Literatura

´Ni pies ni cabeza´, una novela sobre tricornios, chapuzas y falsos patriotas

21.06.2008 | 11:11

Para poder lucir tricornio lo primordial es tener cabeza, y eso es precisamente lo que le falta al autor y principal protagonista de la novela "Ni pies ni cabeza", Juan Carlos Córdoba, un antiguo cabo de la Guardia Civil que de la garita se ha pasado a la cabina de un camión y, de paso, a escribir libros.

"Ni pies ni cabeza" -editado por Plaza y Janés-, es un relato de humor, repleto de sarcasmo e ironía sobre las miserias, chapuzas y falsos patriotismos del instituto armado, que arranca con el surrealista hallazgo de un cadáver -el del propio autor- tirado en un descampado de la sierra de Madrid, decapitado y sin pies.

Juan Carlos Córdoba era -en la vida real y en la novela- secretario general en Madrid de la Asociación Unificada de Guardias Civiles (AUGC) y fue "descabezado" -en la vida real y en la ficción- por los mandos de una institución "rígida" y "conservadora".

Tras el descubrimiento del cadáver, el general Yanes, un militar de la "vieja guardia" sin ningún interés en que se resuelva el crimen del "sindicalista" Córdoba, encarga la investigación a un pobre diablo que sobrevive en el Cuerpo, el cabo Juan Alberto Elías Zancronic.

Juan Alberto es un porrero empedernido y con el esfínter algo flojo que hace lo que puede en medio de la burocracia más correosa y el marasmo imperante en la Guardia Civil.

En este escenario, más propio del esperpento que del engolamiento castrense, transcurre esta historia escrita con humor de brocha gorda y escatología cuartelera.

Ya en la vida real, la militancia de Juan Carlos Córdoba en AUGC le llevó a ser expedientado y apartado del servicio por "un transtorno del humor" -como reza el informe psicológico- y a cambiar el tricornio por el volante de un camión.

Pese a todo, el autor reconoce, en una entrevista con EFE, que la fría garita de una comandancia es mucho más dura que la cabina de su trailer, a pesar del precio del gasóleo y de las horas fuera de casa.
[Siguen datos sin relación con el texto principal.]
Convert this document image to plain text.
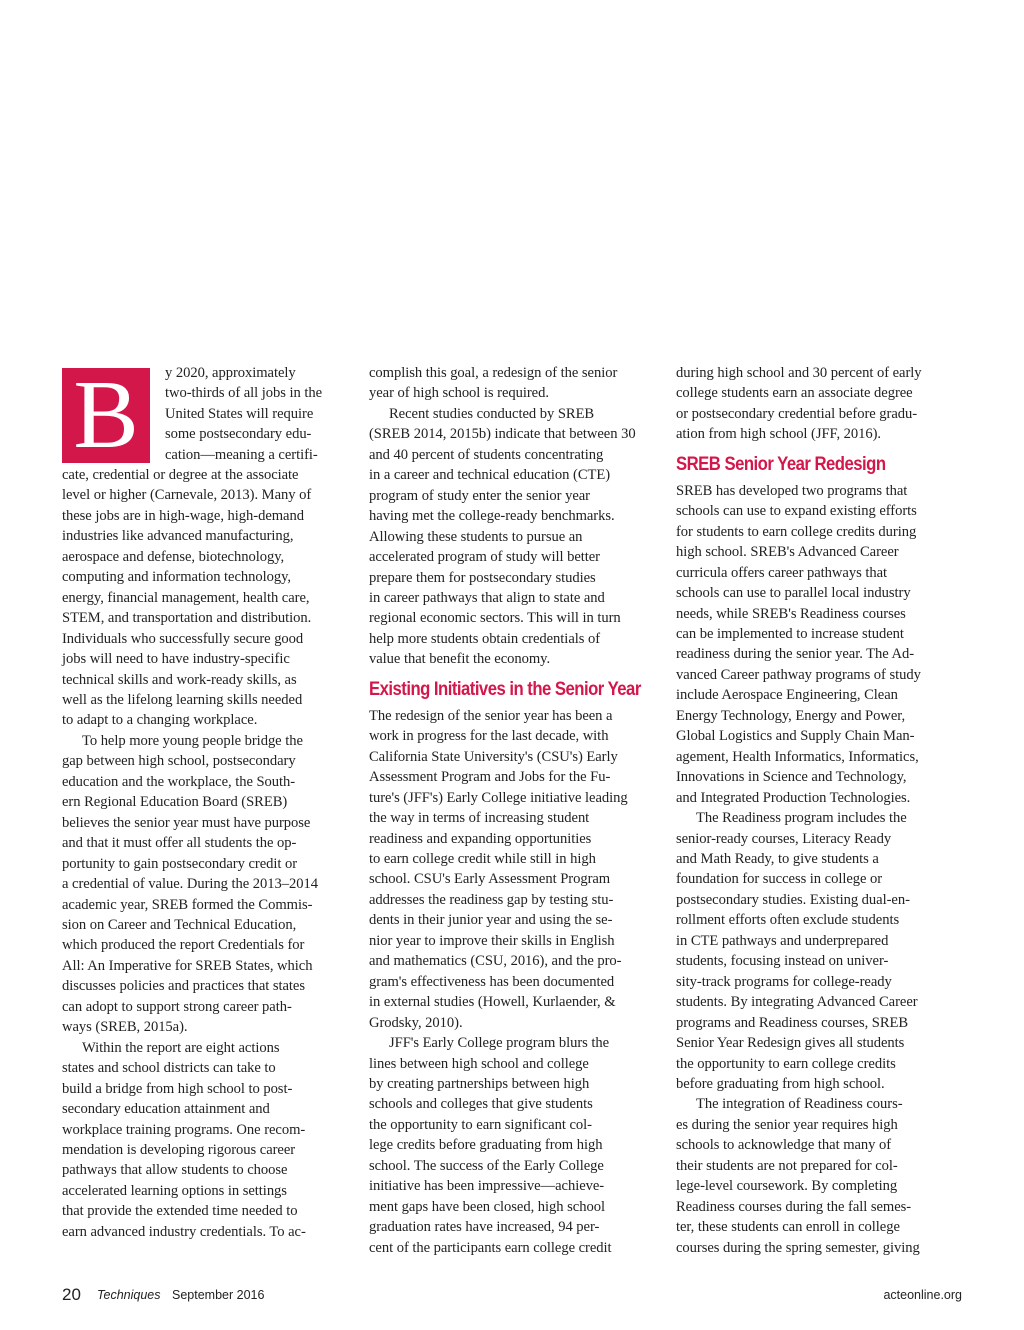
B	y 2020, approximately
two-thirds of all jobs in the
United States will require
some postsecondary edu-
cation—meaning a certifi-
cate, credential or degree at the associate
level or higher (Carnevale, 2013). Many of
these jobs are in high-wage, high-demand
industries like advanced manufacturing,
aerospace and defense, biotechnology,
computing and information technology,
energy, financial management, health care,
STEM, and transportation and distribution.
Individuals who successfully secure good
jobs will need to have industry-specific
technical skills and work-ready skills, as
well as the lifelong learning skills needed
to adapt to a changing workplace.
To help more young people bridge the
gap between high school, postsecondary
education and the workplace, the South-
ern Regional Education Board (SREB)
believes the senior year must have purpose
and that it must offer all students the op-
portunity to gain postsecondary credit or
a credential of value. During the 2013–2014
academic year, SREB formed the Commis-
sion on Career and Technical Education,
which produced the report Credentials for
All: An Imperative for SREB States, which
discusses policies and practices that states
can adopt to support strong career path-
ways (SREB, 2015a).
Within the report are eight actions
states and school districts can take to
build a bridge from high school to post-
secondary education attainment and
workplace training programs. One recom-
mendation is developing rigorous career
pathways that allow students to choose
accelerated learning options in settings
that provide the extended time needed to
earn advanced industry credentials. To ac-
complish this goal, a redesign of the senior
year of high school is required.
Recent studies conducted by SREB
(SREB 2014, 2015b) indicate that between 30
and 40 percent of students concentrating
in a career and technical education (CTE)
program of study enter the senior year
having met the college-ready benchmarks.
Allowing these students to pursue an
accelerated program of study will better
prepare them for postsecondary studies
in career pathways that align to state and
regional economic sectors. This will in turn
help more students obtain credentials of
value that benefit the economy.
Existing Initiatives in the Senior Year
The redesign of the senior year has been a
work in progress for the last decade, with
California State University's (CSU's) Early
Assessment Program and Jobs for the Fu-
ture's (JFF's) Early College initiative leading
the way in terms of increasing student
readiness and expanding opportunities
to earn college credit while still in high
school. CSU's Early Assessment Program
addresses the readiness gap by testing stu-
dents in their junior year and using the se-
nior year to improve their skills in English
and mathematics (CSU, 2016), and the pro-
gram's effectiveness has been documented
in external studies (Howell, Kurlaender, &
Grodsky, 2010).
JFF's Early College program blurs the
lines between high school and college
by creating partnerships between high
schools and colleges that give students
the opportunity to earn significant col-
lege credits before graduating from high
school. The success of the Early College
initiative has been impressive—achieve-
ment gaps have been closed, high school
graduation rates have increased, 94 per-
cent of the participants earn college credit
during high school and 30 percent of early
college students earn an associate degree
or postsecondary credential before gradu-
ation from high school (JFF, 2016).
SREB Senior Year Redesign
SREB has developed two programs that
schools can use to expand existing efforts
for students to earn college credits during
high school. SREB's Advanced Career
curricula offers career pathways that
schools can use to parallel local industry
needs, while SREB's Readiness courses
can be implemented to increase student
readiness during the senior year. The Ad-
vanced Career pathway programs of study
include Aerospace Engineering, Clean
Energy Technology, Energy and Power,
Global Logistics and Supply Chain Man-
agement, Health Informatics, Informatics,
Innovations in Science and Technology,
and Integrated Production Technologies.
The Readiness program includes the
senior-ready courses, Literacy Ready
and Math Ready, to give students a
foundation for success in college or
postsecondary studies. Existing dual-en-
rollment efforts often exclude students
in CTE pathways and underprepared
students, focusing instead on univer-
sity-track programs for college-ready
students. By integrating Advanced Career
programs and Readiness courses, SREB
Senior Year Redesign gives all students
the opportunity to earn college credits
before graduating from high school.
The integration of Readiness cours-
es during the senior year requires high
schools to acknowledge that many of
their students are not prepared for col-
lege-level coursework. By completing
Readiness courses during the fall semes-
ter, these students can enroll in college
courses during the spring semester, giving
20 Techniques September 2016	acteonline.org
"Me puse a escribir por aburrimiento, durante el tiempo que estuve en casa apartado del servicio", reconoce Córdoba, que no guarda rencor a su antigua Casa, aunque tampoco olvida algunas corruptelas y las "malas pasadas" de algunos oficiales.

Algunos de aquellos mandos algo "fachas" y autoritarios tienen su sitio en este libro con personajes como el comandante Checa o el brigada Morejón, que describen la vida en una institución que, según el autor, mantiene casi intacto su espíritu militar y fuertemente jerarquizado.

De esos jefes que tuvo en el pasado, buenos y malos, sólo uno le ha llamado para felicitarle por la novela, que ya va por la segunda edición y que se ha convertido en el libro de cabecera de los "patrol" y de los "guardias de puertas".

Entre viaje y viaje con su camión, Juan Alberto Córdoba ya ha tenido tiempo de ponerse a escribir la segunda parte de "Ni pies ni cabeza", que según ha contado a EFE, mantiene los mismos derroteros que su primera novela.

El cabo Elías partirá de misión de paz a Bosnia, donde destapará algunas corruptelas y vivirá nuevas aventuras, con lo que lleva camino de convertirse en el nuevo 'Pepe Carvallo' de la literatura española, aunque eso sí, al estilo 'picoleto' y con bastante menos glamour.